Lebih lanjut dikatakan Diko, dia coba menggambarkan bahwasanya efek celah lebar dari busi yang tidak seharusnya, dapat membuat kerja mesin tidak stabil. Sehingga performa akselerasi kendaraan berkurang, dan usah distarter.
Lalu disadari atau tidak oleh pemilik mobil atau motor tersebut, kendaraan kesayangan terasa minum bensin terus. Konsumsi bahan bakar tidak efisien, atau menjadi boros. "Performa bermasalah paling gampang dirasakan adalah ketika kendaraan melibas tanjakan. Dari jauh sudah ambil ancang-ancang dan kebut, eh di tengah jalan menanjak itu kecepatan paling mentok di 60 km/jam," kata Diko.

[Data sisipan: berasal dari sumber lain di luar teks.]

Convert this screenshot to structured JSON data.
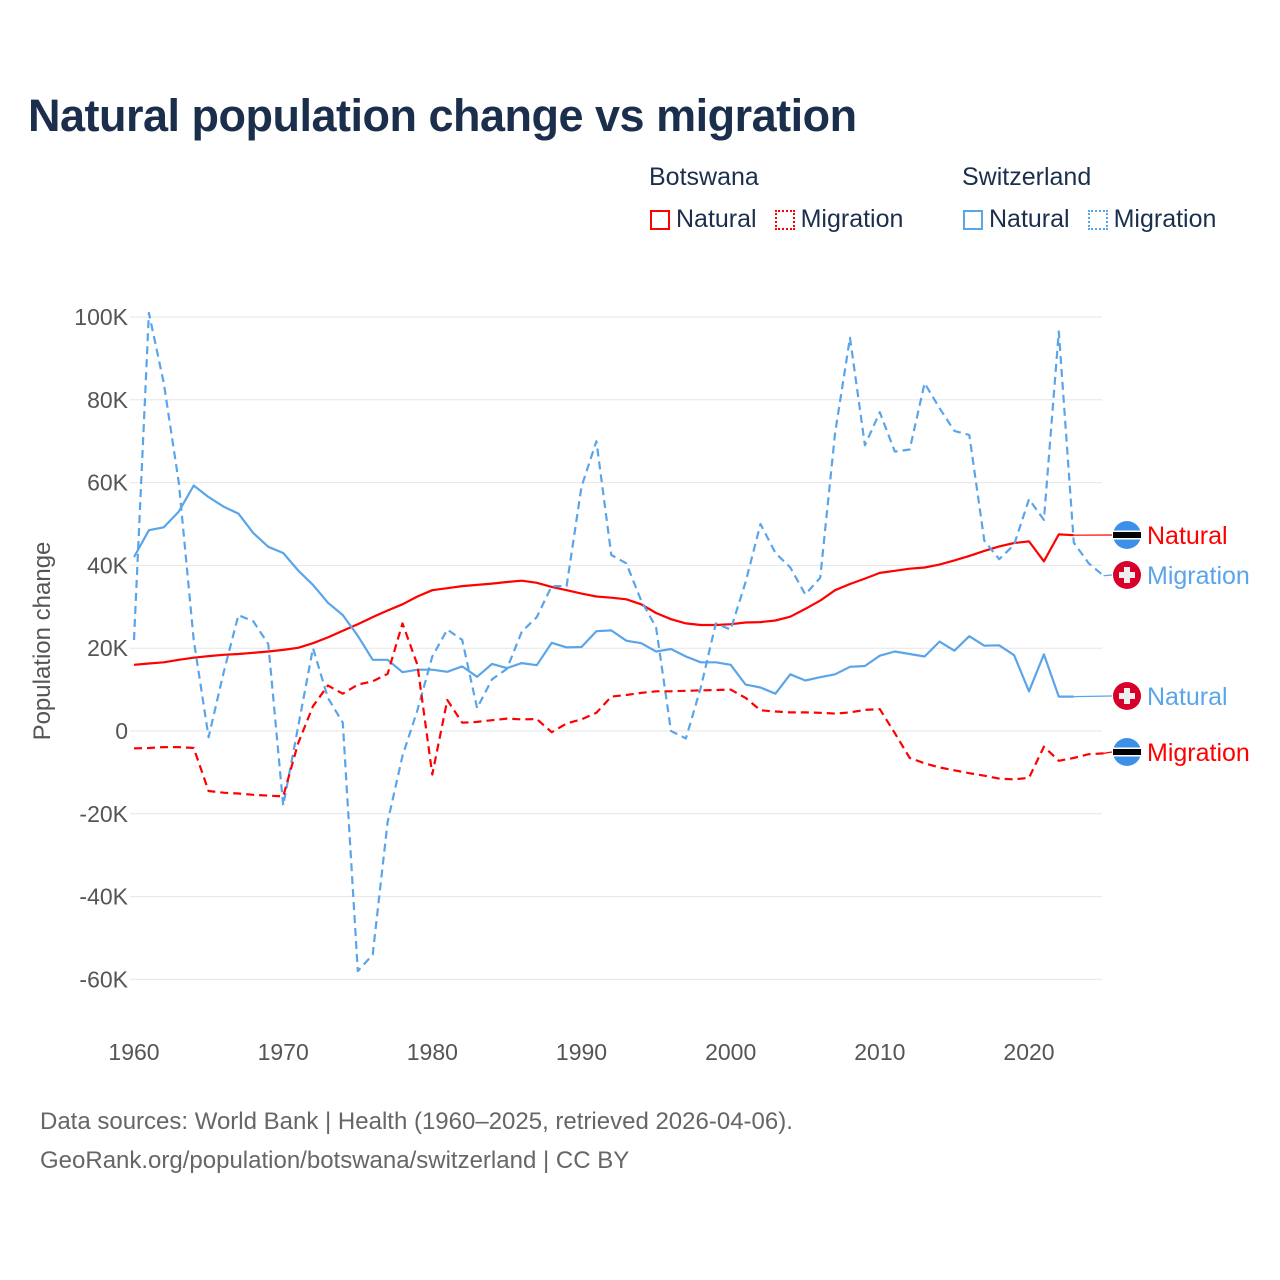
{
  "title": "Natural population change vs migration",
  "legend": {
    "groups": [
      {
        "name": "Botswana",
        "items": [
          {
            "label": "Natural",
            "style": "solid",
            "color": "#ff0000"
          },
          {
            "label": "Migration",
            "style": "dotted",
            "color": "#ff0000"
          }
        ]
      },
      {
        "name": "Switzerland",
        "items": [
          {
            "label": "Natural",
            "style": "solid",
            "color": "#5aa5ea"
          },
          {
            "label": "Migration",
            "style": "dotted",
            "color": "#5aa5ea"
          }
        ]
      }
    ]
  },
  "source_line1": "Data sources: World Bank | Health (1960–2025, retrieved 2026-04-06).",
  "source_line2": "GeoRank.org/population/botswana/switzerland | CC BY",
  "chart_data": {
    "type": "line",
    "title": "Natural population change vs migration",
    "xlabel": "",
    "ylabel": "Population change",
    "xlim": [
      1960,
      2025
    ],
    "ylim": [
      -70000,
      100000
    ],
    "x_ticks": [
      1960,
      1970,
      1980,
      1990,
      2000,
      2010,
      2020
    ],
    "x_tick_labels": [
      "1960",
      "1970",
      "1980",
      "1990",
      "2000",
      "2010",
      "2020"
    ],
    "y_ticks": [
      100000,
      80000,
      60000,
      40000,
      20000,
      0,
      -20000,
      -40000,
      -60000
    ],
    "y_tick_labels": [
      "100K",
      "80K",
      "60K",
      "40K",
      "20K",
      "0",
      "-20K",
      "-40K",
      "-60K"
    ],
    "grid": true,
    "legend_position": "top-right",
    "series": [
      {
        "name": "Botswana Natural",
        "end_label": "Natural",
        "flag": "botswana",
        "color": "#ff0000",
        "dash": false,
        "start": 1960,
        "values": [
          16000,
          16300,
          16600,
          17200,
          17700,
          18100,
          18400,
          18600,
          18900,
          19200,
          19600,
          20100,
          21200,
          22600,
          24200,
          25800,
          27500,
          29100,
          30600,
          32500,
          34000,
          34500,
          35000,
          35300,
          35600,
          36000,
          36300,
          35800,
          34800,
          34000,
          33200,
          32500,
          32200,
          31800,
          30600,
          28500,
          27000,
          26000,
          25600,
          25600,
          25800,
          26200,
          26300,
          26700,
          27600,
          29500,
          31500,
          34000,
          35500,
          36800,
          38200,
          38700,
          39200,
          39500,
          40200,
          41200,
          42300,
          43500,
          44600,
          45400,
          45800,
          41000,
          47500,
          47300
        ]
      },
      {
        "name": "Switzerland Migration",
        "end_label": "Migration",
        "flag": "switzerland",
        "color": "#5aa5ea",
        "dash": true,
        "start": 1960,
        "values": [
          22000,
          101000,
          84000,
          60000,
          22000,
          -1500,
          14000,
          28000,
          26500,
          21000,
          -18000,
          1000,
          20000,
          8000,
          2000,
          -58000,
          -54000,
          -22000,
          -6000,
          5000,
          18000,
          24500,
          22000,
          5500,
          12500,
          15000,
          24000,
          27500,
          35000,
          35000,
          59000,
          70000,
          42500,
          40500,
          31500,
          25000,
          0,
          -1800,
          10500,
          26000,
          24500,
          36000,
          50000,
          43000,
          39500,
          33000,
          37000,
          72000,
          95000,
          69000,
          77000,
          67500,
          68000,
          84000,
          78000,
          72500,
          71500,
          46000,
          41500,
          45000,
          56000,
          51000,
          96500,
          45500,
          40500,
          37500
        ]
      },
      {
        "name": "Switzerland Natural",
        "end_label": "Natural",
        "flag": "switzerland",
        "color": "#5aa5ea",
        "dash": false,
        "start": 1960,
        "values": [
          42000,
          48500,
          49200,
          53000,
          59300,
          56500,
          54200,
          52500,
          47800,
          44500,
          43000,
          38800,
          35300,
          31000,
          28000,
          23000,
          17200,
          17200,
          14200,
          14800,
          14800,
          14300,
          15600,
          13100,
          16200,
          15200,
          16400,
          15900,
          21300,
          20200,
          20300,
          24100,
          24300,
          21800,
          21200,
          19200,
          19800,
          18000,
          16600,
          16600,
          16000,
          11200,
          10500,
          9000,
          13700,
          12200,
          13000,
          13700,
          15500,
          15700,
          18200,
          19200,
          18600,
          18000,
          21600,
          19400,
          22900,
          20600,
          20700,
          18300,
          9600,
          18500,
          8300,
          8300
        ]
      },
      {
        "name": "Botswana Migration",
        "end_label": "Migration",
        "flag": "botswana",
        "color": "#ff0000",
        "dash": true,
        "start": 1960,
        "values": [
          -4200,
          -4100,
          -3900,
          -3900,
          -4100,
          -14500,
          -14900,
          -15100,
          -15400,
          -15600,
          -15800,
          -3000,
          6000,
          11000,
          9000,
          11200,
          12000,
          13800,
          26000,
          16000,
          -10500,
          7500,
          2000,
          2200,
          2600,
          3000,
          2800,
          2900,
          -300,
          1800,
          2800,
          4400,
          8300,
          8700,
          9200,
          9600,
          9600,
          9700,
          9800,
          9900,
          10000,
          8000,
          5000,
          4700,
          4500,
          4500,
          4400,
          4200,
          4500,
          5100,
          5300,
          -500,
          -6500,
          -7800,
          -8800,
          -9500,
          -10200,
          -10800,
          -11500,
          -11700,
          -11300,
          -3800,
          -7200,
          -6500,
          -5600,
          -5400
        ]
      }
    ]
  }
}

Risiko paling buruk, mesin kendaraan bermotor mati mendadak di tengah jalan. Jelas hal tersebut sangat membahayakan diri sendiri maupun orang lain. Sehingga kalau boleh dibilang, komponen kendaraan yang dinamakan busi ini kecil-kecil cabai rawit. Meskipun bendanya relatif mungil, tetapi bila diabaikan sewaktu terjadi kerusakan, lumayan bikin pemilik kendaraan pening kepala.